Over the past 20 years, we have lost several thousand greengrocers from British high streets, largely to be replaced by cloned retail convenience stores. Yes, the more discerning amongst us may visit a local farmers market to get what we believe is the freshest veg or an inner-city health store to pick up their organic, pre-sliced and packaged avocado. Ultimately though, the steep decline in traditional greengrocers and reduced consumer choice means we are inevitably being forced to pay a little more for our fruit and veg by the usual (supermarket) suspects. The slow decline in the ‘British high-street’ could be put down to the increased buying power of supermarkets, the rising cost of running an independent store or many other things. But interestingly, campaign groups still argue that despite the high profile ‘price wars’ between supermarkets, shoppers can expect to pay less for their grocery basket at the majority of independent stores in the UK.
One trend-bucker on our identikit high streets is Midlands-based greengrocer, Joe Richards Ltd, which I visited earlier this month. The company lays claim to being one of the bigger independent greengrocers in Britain. On a high-street that’s also home to a Waitrose and Morrisons, Mark Cox of Joe Richards Ltd told me “we are not trying to compete with supermarkets, we trade off the back of them”. Whilst the margin-driven supermarkets are seemingly focused on longevity and appearance, Joe Richards Ltd relies on its fast-moving supply chain and personal relationships with local consumers to determine exactly what their customers want to see in store.

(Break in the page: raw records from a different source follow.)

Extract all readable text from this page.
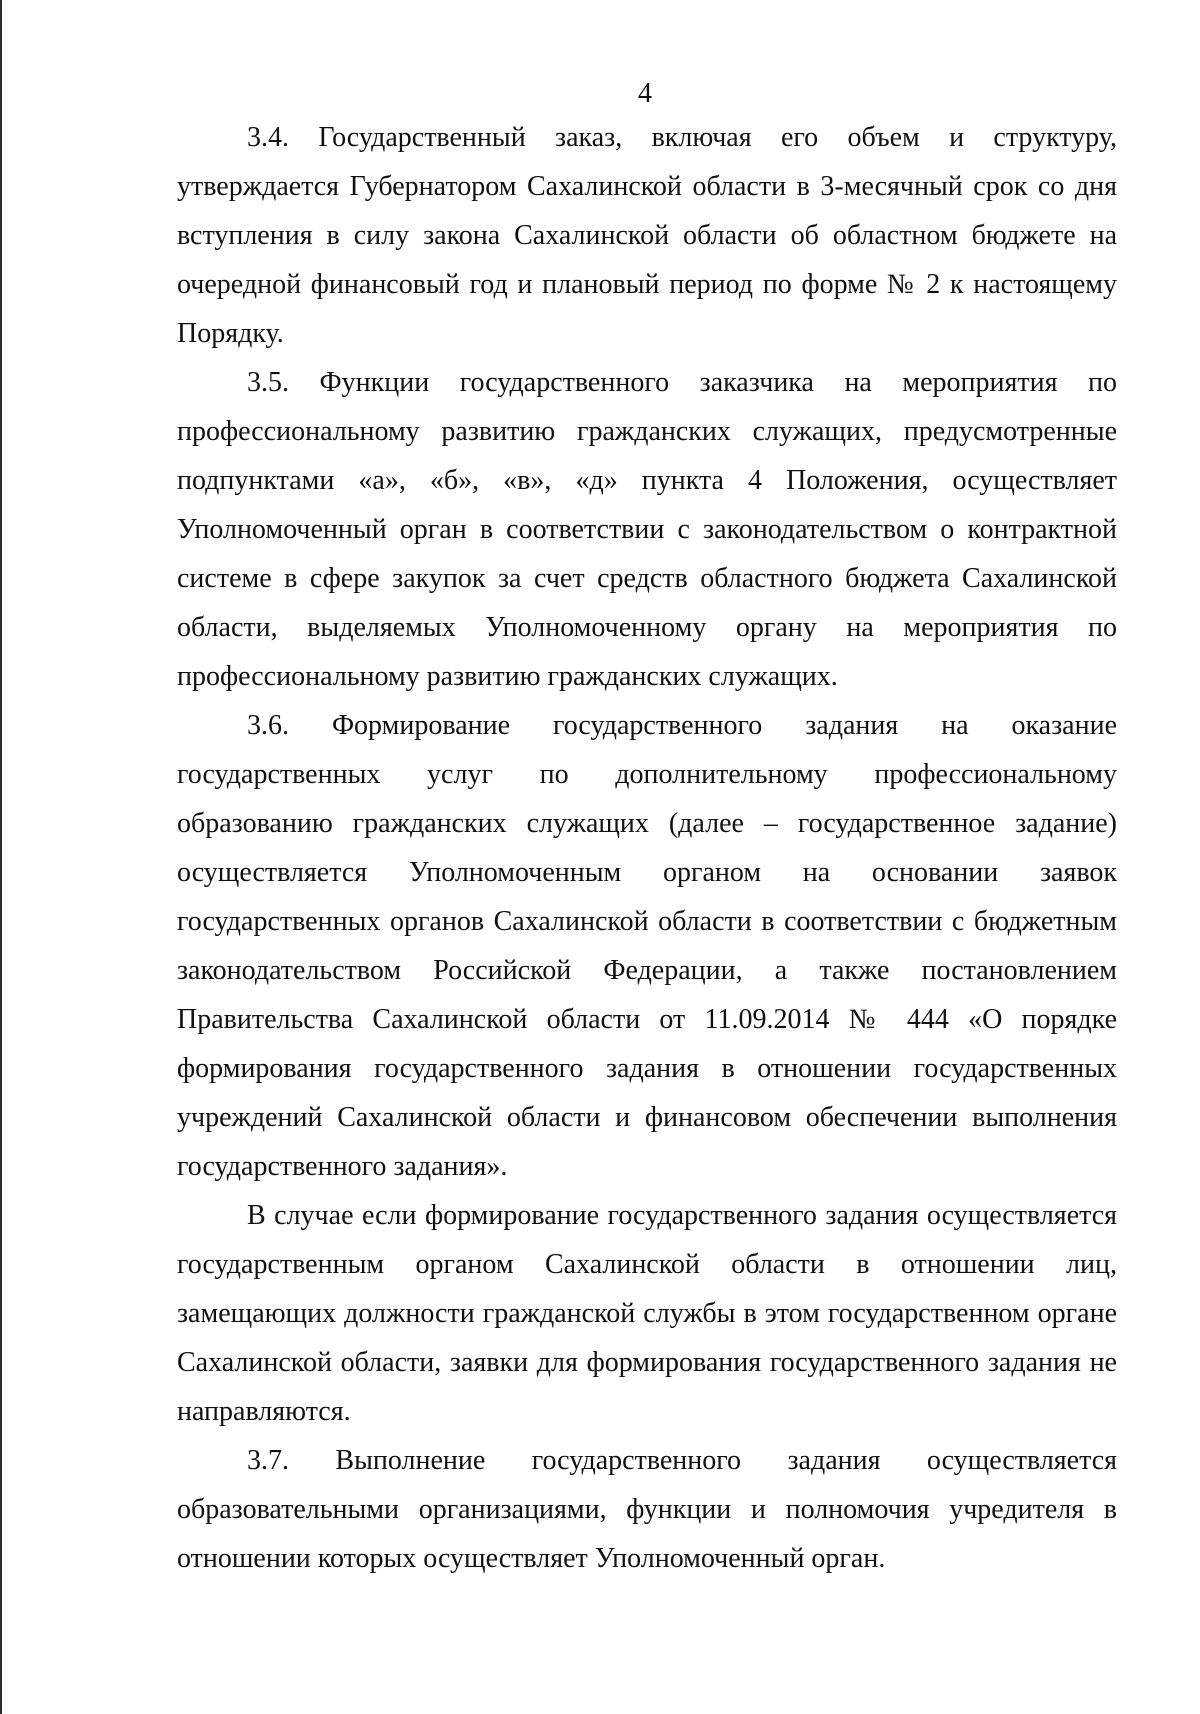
4

3.4. Государственный заказ, включая его объем и структуру, утверждается Губернатором Сахалинской области в 3-месячный срок со дня вступления в силу закона Сахалинской области об областном бюджете на очередной финансовый год и плановый период по форме № 2 к настоящему Порядку.

3.5. Функции государственного заказчика на мероприятия по профессиональному развитию гражданских служащих, предусмотренные подпунктами «а», «б», «в», «д» пункта 4 Положения, осуществляет Уполномоченный орган в соответствии с законодательством о контрактной системе в сфере закупок за счет средств областного бюджета Сахалинской области, выделяемых Уполномоченному органу на мероприятия по профессиональному развитию гражданских служащих.

3.6. Формирование государственного задания на оказание государственных услуг по дополнительному профессиональному образованию гражданских служащих (далее – государственное задание) осуществляется Уполномоченным органом на основании заявок государственных органов Сахалинской области в соответствии с бюджетным законодательством Российской Федерации, а также постановлением Правительства Сахалинской области от 11.09.2014 № 444 «О порядке формирования государственного задания в отношении государственных учреждений Сахалинской области и финансовом обеспечении выполнения государственного задания».

В случае если формирование государственного задания осуществляется государственным органом Сахалинской области в отношении лиц, замещающих должности гражданской службы в этом государственном органе Сахалинской области, заявки для формирования государственного задания не направляются.

3.7. Выполнение государственного задания осуществляется образовательными организациями, функции и полномочия учредителя в отношении которых осуществляет Уполномоченный орган.
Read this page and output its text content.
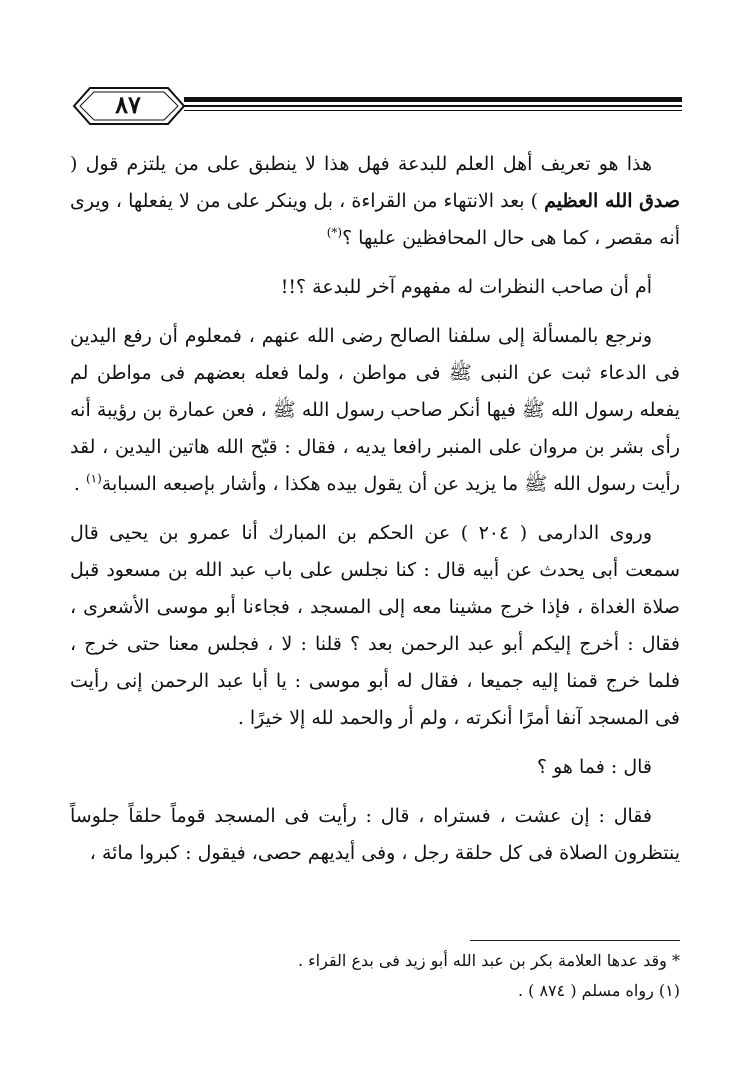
٨٧

هذا هو تعريف أهل العلم للبدعة فهل هذا لا ينطبق على من يلتزم قول ( صدق الله العظيم ) بعد الانتهاء من القراءة ، بل وينكر على من لا يفعلها ، ويرى أنه مقصر ، كما هى حال المحافظين عليها ؟(*)

أم أن صاحب النظرات له مفهوم آخر للبدعة ؟!!

ونرجع بالمسألة إلى سلفنا الصالح رضى الله عنهم ، فمعلوم أن رفع اليدين فى الدعاء ثبت عن النبى ﷺ فى مواطن ، ولما فعله بعضهم فى مواطن لم يفعله رسول الله ﷺ فيها أنكر صاحب رسول الله ﷺ ، فعن عمارة بن رؤيبة أنه رأى بشر بن مروان على المنبر رافعا يديه ، فقال : قبّح الله هاتين اليدين ، لقد رأيت رسول الله ﷺ ما يزيد عن أن يقول بيده هكذا ، وأشار بإصبعه السبابة$^{(١)}$ .

وروى الدارمى ( ٢٠٤ ) عن الحكم بن المبارك أنا عمرو بن يحيى قال سمعت أبى يحدث عن أبيه قال : كنا نجلس على باب عبد الله بن مسعود قبل صلاة الغداة ، فإذا خرج مشينا معه إلى المسجد ، فجاءنا أبو موسى الأشعرى ، فقال : أخرج إليكم أبو عبد الرحمن بعد ؟ قلنا : لا ، فجلس معنا حتى خرج ، فلما خرج قمنا إليه جميعا ، فقال له أبو موسى : يا أبا عبد الرحمن إنى رأيت فى المسجد آنفا أمرًا أنكرته ، ولم أر والحمد لله إلا خيرًا .

قال : فما هو ؟

فقال : إن عشت ، فستراه ، قال : رأيت فى المسجد قوماً حلقاً جلوساً ينتظرون الصلاة فى كل حلقة رجل ، وفى أيديهم حصى، فيقول : كبروا مائة ،

* وقد عدها العلامة بكر بن عبد الله أبو زيد فى بدع القراء .

(١) رواه مسلم ( ٨٧٤ ) .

The supermarket monopolisation of food retail outlets isn’t the only issue with wiping out the independent greengrocers. There is also a monopsony
at play here, diminishing the choice producers have over the buyers of their produce and making room for imbalanced buyer power with some pretty ruthless business terms.
Joe Richards Ltd has an interesting back-story too. Following the sudden passing of its eponymous founder Joe Richards last year, his impressive greengrocery business was partly-acquired by George Perry Ltd, one of the oldest wholesale companies in British fresh produce, with trade dating back to the 1870s. The direct relationship between Joe Richards retail and George Perry wholesale has allowed both of the companies to have complete control and transparency over their supply chain, greater efficiency and manageable business terms, which ultimately, allows them to better serve their customers at a mutually beneficial cost.

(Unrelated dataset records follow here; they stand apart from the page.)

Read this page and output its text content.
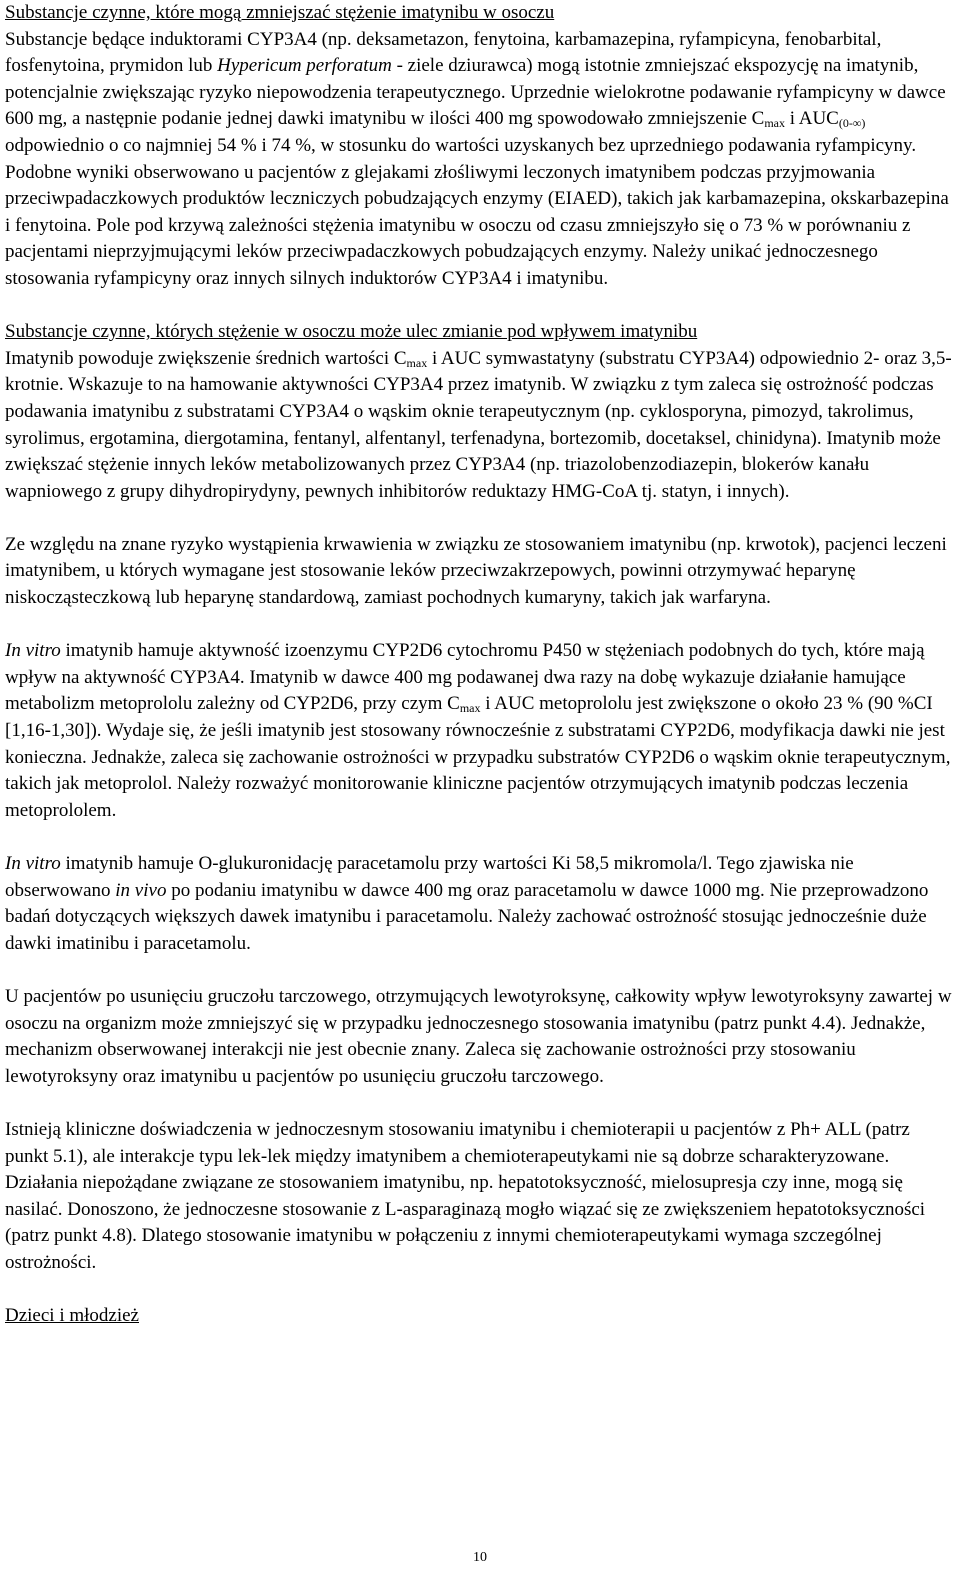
Substancje czynne, które mogą zmniejszać stężenie imatynibu w osoczu

Substancje będące induktorami CYP3A4 (np. deksametazon, fenytoina, karbamazepina, ryfampicyna, fenobarbital, fosfenytoina, prymidon lub Hypericum perforatum - ziele dziurawca) mogą istotnie zmniejszać ekspozycję na imatynib, potencjalnie zwiększając ryzyko niepowodzenia terapeutycznego. Uprzednie wielokrotne podawanie ryfampicyny w dawce 600 mg, a następnie podanie jednej dawki imatynibu w ilości 400 mg spowodowało zmniejszenie $C_{max}$ i $AUC_{(0-\infty)}$ odpowiednio o co najmniej 54 % i 74 %, w stosunku do wartości uzyskanych bez uprzedniego podawania ryfampicyny. Podobne wyniki obserwowano u pacjentów z glejakami złośliwymi leczonych imatynibem podczas przyjmowania przeciwpadaczkowych produktów leczniczych pobudzających enzymy (EIAED), takich jak karbamazepina, okskarbazepina i fenytoina. Pole pod krzywą zależności stężenia imatynibu w osoczu od czasu zmniejszyło się o 73 % w porównaniu z pacjentami nieprzyjmującymi leków przeciwpadaczkowych pobudzających enzymy. Należy unikać jednoczesnego stosowania ryfampicyny oraz innych silnych induktorów CYP3A4 i imatynibu.

Substancje czynne, których stężenie w osoczu może ulec zmianie pod wpływem imatynibu

Imatynib powoduje zwiększenie średnich wartości $C_{max}$ i AUC symwastatyny (substratu CYP3A4) odpowiednio 2- oraz 3,5-krotnie. Wskazuje to na hamowanie aktywności CYP3A4 przez imatynib. W związku z tym zaleca się ostrożność podczas podawania imatynibu z substratami CYP3A4 o wąskim oknie terapeutycznym (np. cyklosporyna, pimozyd, takrolimus, syrolimus, ergotamina, diergotamina, fentanyl, alfentanyl, terfenadyna, bortezomib, docetaksel, chinidyna). Imatynib może zwiększać stężenie innych leków metabolizowanych przez CYP3A4 (np. triazolobenzodiazepin, blokerów kanału wapniowego z grupy dihydropirydyny, pewnych inhibitorów reduktazy HMG-CoA tj. statyn, i innych).

Ze względu na znane ryzyko wystąpienia krwawienia w związku ze stosowaniem imatynibu (np. krwotok), pacjenci leczeni imatynibem, u których wymagane jest stosowanie leków przeciwzakrzepowych, powinni otrzymywać heparynę niskocząsteczkową lub heparynę standardową, zamiast pochodnych kumaryny, takich jak warfaryna.

In vitro imatynib hamuje aktywność izoenzymu CYP2D6 cytochromu P450 w stężeniach podobnych do tych, które mają wpływ na aktywność CYP3A4. Imatynib w dawce 400 mg podawanej dwa razy na dobę wykazuje działanie hamujące metabolizm metoprololu zależny od CYP2D6, przy czym $C_{max}$ i AUC metoprololu jest zwiększone o około 23 % (90 %CI [1,16-1,30]). Wydaje się, że jeśli imatynib jest stosowany równocześnie z substratami CYP2D6, modyfikacja dawki nie jest konieczna. Jednakże, zaleca się zachowanie ostrożności w przypadku substratów CYP2D6 o wąskim oknie terapeutycznym, takich jak metoprolol. Należy rozważyć monitorowanie kliniczne pacjentów otrzymujących imatynib podczas leczenia metoprololem.

In vitro imatynib hamuje O-glukuronidację paracetamolu przy wartości Ki 58,5 mikromola/l. Tego zjawiska nie obserwowano in vivo po podaniu imatynibu w dawce 400 mg oraz paracetamolu w dawce 1000 mg. Nie przeprowadzono badań dotyczących większych dawek imatynibu i paracetamolu. Należy zachować ostrożność stosując jednocześnie duże dawki imatinibu i paracetamolu.

U pacjentów po usunięciu gruczołu tarczowego, otrzymujących lewotyroksynę, całkowity wpływ lewotyroksyny zawartej w osoczu na organizm może zmniejszyć się w przypadku jednoczesnego stosowania imatynibu (patrz punkt 4.4). Jednakże, mechanizm obserwowanej interakcji nie jest obecnie znany. Zaleca się zachowanie ostrożności przy stosowaniu lewotyroksyny oraz imatynibu u pacjentów po usunięciu gruczołu tarczowego.

Istnieją kliniczne doświadczenia w jednoczesnym stosowaniu imatynibu i chemioterapii u pacjentów z Ph+ ALL (patrz punkt 5.1), ale interakcje typu lek-lek między imatynibem a chemioterapeutykami nie są dobrze scharakteryzowane. Działania niepożądane związane ze stosowaniem imatynibu, np. hepatotoksyczność, mielosupresja czy inne, mogą się nasilać. Donoszono, że jednoczesne stosowanie z L-asparaginazą mogło wiązać się ze zwiększeniem hepatotoksyczności (patrz punkt 4.8). Dlatego stosowanie imatynibu w połączeniu z innymi chemioterapeutykami wymaga szczególnej ostrożności.

Dzieci i młodzież

10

When entering a Joe Richards greengrocer in August, you can expect to see British strawberries from nearby Tamworth, hand-picked the day before for ripeness - and a very low volume of prepacked fruit and veg. The absence of packaged produce can be put down to sensory marketing: “Our customers want to choose their own produce,” Mark Cox explains. “They value our high quality and enjoy the experience of picking out great produce based on sight, smell, touch and taste” The major supermarkets may often claim that’s how they work too – but it’s far harder to achieve on their scale and with their costs structures. This greengrocer has been supporting the local community by offering free fruit and veg in store to kids since 2015 – Tesco has followed suit recently, of course – and announced recently on social media its "aim to encourage and educate children to eat healthier." It is also on-trend with offering ‘wonky veg boxes’ to eliminate waste and are active in sponsoring local athletes by providing them with bananas as part of their sport nutrition plans.
If more can be as proactive as this, then bring back the traditional greengrocers I say! While some chain convenience stores do get involved in local community initiatives, the flexibility and inclination to be a real part of what’s happening around them isn’t easy. To have a local name and truly local business attached can mean so much more. Communities are upheld by a myriad of daily meetings, from learning about seasonality from your local greengrocer to swapping details of good local tradesmen in the pub. Small businesses fuel a local community and provide an area with social capital.
Do our convenience demands as consumers match our social demands as members of a community?
The pounds spent with independent businesses tend to stay in the community, providing work for local tradesmen, accountants and marketers.
Although it may seem rational to do a local shop at a big store or online because of perceived lower prices and speedier processes, the closing rate of small growers unable to survive on supermarket terms is catching up with that for small greengrocers.
In my view, supporting your local community must still cost less than putting up with the dual threats of monopoly and monopsony in terms of both cost and time? With delivery drones on the horizon and e-commerce on the rise, it is going to be entertaining to watch how the ‘local’ supermarket c-stores adapt their approach to retain their relevance in the months and years ahead.